Summary of the modulation of mitochondrial shape fluctuations and mobility by the cytoskeleton. Mitochondria are in close association with microtubules, being transported through them and modifying their shape as a consequence of the jittering transmitted by these filaments (green double arrows) and the interactions with F-actin and vimentin IFs, both of which would contribute to maintain mitochondria confined to microtubule network. Upon partial depolymerization of microtubules (NOC), both the mobility of the organelles (schematized with the black double arrows) and the mechanical force imposed on them decrease.

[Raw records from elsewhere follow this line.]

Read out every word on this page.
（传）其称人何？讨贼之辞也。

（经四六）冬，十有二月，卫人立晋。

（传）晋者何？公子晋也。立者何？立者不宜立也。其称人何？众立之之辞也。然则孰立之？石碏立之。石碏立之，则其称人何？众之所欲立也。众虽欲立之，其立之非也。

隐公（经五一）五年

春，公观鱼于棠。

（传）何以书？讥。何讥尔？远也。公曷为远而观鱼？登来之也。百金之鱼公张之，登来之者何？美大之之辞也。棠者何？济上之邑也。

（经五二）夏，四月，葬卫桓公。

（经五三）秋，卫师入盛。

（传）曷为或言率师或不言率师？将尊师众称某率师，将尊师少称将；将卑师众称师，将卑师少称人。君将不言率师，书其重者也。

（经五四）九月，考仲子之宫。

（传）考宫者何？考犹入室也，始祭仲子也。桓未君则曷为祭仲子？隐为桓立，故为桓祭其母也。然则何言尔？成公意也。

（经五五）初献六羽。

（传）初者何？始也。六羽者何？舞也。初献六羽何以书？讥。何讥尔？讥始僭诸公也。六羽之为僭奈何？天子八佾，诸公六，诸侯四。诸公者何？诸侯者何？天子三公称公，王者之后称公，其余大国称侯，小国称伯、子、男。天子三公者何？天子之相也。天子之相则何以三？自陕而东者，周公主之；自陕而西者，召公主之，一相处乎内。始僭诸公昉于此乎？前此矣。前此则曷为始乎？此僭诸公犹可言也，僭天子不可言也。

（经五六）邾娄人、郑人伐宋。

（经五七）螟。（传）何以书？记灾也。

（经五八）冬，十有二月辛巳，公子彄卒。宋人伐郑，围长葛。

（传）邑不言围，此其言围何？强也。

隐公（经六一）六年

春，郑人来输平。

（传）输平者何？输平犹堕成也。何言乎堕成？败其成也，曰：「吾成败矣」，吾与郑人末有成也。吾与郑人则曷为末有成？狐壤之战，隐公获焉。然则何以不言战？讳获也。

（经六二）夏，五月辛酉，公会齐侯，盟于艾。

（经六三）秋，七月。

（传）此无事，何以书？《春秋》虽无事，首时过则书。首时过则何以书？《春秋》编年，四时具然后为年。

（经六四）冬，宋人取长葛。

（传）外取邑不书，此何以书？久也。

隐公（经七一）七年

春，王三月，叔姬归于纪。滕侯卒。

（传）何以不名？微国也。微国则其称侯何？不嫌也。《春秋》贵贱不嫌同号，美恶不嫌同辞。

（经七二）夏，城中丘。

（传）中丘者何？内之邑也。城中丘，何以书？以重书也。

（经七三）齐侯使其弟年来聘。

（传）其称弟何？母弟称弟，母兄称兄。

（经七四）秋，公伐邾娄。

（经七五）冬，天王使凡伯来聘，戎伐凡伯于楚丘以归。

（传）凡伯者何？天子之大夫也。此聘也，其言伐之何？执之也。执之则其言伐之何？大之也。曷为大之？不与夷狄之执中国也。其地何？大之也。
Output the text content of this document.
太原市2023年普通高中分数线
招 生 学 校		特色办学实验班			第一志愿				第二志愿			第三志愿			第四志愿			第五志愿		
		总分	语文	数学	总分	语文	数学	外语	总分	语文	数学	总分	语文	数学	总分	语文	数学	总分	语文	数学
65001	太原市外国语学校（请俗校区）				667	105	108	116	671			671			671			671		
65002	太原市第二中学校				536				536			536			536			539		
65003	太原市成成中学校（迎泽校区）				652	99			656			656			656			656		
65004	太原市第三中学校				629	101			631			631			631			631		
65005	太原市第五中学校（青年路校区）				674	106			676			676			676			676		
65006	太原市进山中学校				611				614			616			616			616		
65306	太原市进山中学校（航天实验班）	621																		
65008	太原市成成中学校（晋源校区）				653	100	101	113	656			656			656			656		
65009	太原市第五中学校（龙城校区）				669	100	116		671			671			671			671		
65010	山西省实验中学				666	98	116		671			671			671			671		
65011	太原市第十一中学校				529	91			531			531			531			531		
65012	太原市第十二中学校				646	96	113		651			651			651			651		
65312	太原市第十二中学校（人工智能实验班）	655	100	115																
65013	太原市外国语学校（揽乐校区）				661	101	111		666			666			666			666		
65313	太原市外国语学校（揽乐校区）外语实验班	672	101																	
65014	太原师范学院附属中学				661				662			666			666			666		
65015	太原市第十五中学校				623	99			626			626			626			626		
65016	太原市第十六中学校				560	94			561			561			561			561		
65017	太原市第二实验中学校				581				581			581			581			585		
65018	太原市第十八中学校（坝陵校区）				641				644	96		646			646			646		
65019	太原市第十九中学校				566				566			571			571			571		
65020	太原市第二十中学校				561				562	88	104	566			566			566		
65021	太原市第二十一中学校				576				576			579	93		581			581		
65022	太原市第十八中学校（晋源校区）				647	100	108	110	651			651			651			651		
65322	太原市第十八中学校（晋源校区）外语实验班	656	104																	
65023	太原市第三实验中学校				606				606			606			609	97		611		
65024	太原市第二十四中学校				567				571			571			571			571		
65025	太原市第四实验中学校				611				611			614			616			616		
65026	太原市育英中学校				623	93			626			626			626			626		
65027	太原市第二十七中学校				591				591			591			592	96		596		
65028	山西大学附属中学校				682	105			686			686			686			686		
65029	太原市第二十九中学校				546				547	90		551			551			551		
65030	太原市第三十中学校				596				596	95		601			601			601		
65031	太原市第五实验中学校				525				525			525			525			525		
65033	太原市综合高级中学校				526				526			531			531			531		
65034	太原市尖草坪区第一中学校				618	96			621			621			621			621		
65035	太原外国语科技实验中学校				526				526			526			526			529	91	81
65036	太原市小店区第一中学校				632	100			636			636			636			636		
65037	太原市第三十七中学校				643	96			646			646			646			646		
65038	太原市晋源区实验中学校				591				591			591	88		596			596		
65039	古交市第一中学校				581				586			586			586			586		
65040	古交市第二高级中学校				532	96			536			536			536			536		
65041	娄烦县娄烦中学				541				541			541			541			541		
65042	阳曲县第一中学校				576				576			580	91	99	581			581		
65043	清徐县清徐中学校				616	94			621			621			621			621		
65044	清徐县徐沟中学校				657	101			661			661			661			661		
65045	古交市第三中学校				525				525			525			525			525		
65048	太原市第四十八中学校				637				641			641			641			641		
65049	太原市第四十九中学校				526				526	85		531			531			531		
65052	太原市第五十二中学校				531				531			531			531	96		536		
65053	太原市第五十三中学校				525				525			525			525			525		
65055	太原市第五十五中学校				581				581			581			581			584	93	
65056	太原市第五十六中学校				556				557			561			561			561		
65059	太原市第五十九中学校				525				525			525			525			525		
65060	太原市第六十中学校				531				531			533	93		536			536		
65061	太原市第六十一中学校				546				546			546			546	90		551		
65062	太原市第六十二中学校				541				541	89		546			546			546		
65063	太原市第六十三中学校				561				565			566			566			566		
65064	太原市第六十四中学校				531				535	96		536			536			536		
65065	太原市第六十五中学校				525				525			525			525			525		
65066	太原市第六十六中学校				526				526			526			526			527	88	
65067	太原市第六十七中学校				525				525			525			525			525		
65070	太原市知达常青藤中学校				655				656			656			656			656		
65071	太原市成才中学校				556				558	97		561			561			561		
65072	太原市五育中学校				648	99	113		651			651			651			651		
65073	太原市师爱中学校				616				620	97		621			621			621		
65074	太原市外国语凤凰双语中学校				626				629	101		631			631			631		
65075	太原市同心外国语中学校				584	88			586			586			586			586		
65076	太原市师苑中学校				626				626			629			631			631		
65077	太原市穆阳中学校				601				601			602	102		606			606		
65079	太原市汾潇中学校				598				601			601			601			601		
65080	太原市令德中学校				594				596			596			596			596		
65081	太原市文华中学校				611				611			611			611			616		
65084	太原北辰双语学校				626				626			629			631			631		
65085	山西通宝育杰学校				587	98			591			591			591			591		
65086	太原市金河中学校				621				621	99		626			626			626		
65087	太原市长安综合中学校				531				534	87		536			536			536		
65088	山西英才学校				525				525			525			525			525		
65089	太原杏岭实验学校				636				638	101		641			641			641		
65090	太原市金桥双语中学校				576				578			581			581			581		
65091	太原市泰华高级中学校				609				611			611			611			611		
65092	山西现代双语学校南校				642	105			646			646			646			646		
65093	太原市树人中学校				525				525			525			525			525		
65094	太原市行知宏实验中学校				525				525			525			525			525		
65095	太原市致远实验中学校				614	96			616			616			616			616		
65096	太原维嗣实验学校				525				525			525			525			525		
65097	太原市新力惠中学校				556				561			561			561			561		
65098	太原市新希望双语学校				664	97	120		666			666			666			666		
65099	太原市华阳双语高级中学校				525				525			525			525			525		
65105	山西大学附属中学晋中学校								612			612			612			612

Given the disruption of F-actin (LAT) and vimentin IFs (VIM\(^-\)) networks, a predominance of elongated mitochondria is observed, suggesting that these filaments also modulate the organelles’ shape. F-actin depolymerization also results in increased mitochondrial mobility, suggesting that these filaments impose greater spatial confinement that restricts their motion. Perturbation of microtubule dynamics (VINB) decreases mitochondrial curvature and length compared to the control condition (All images created by A.B. Fernández Casafuz).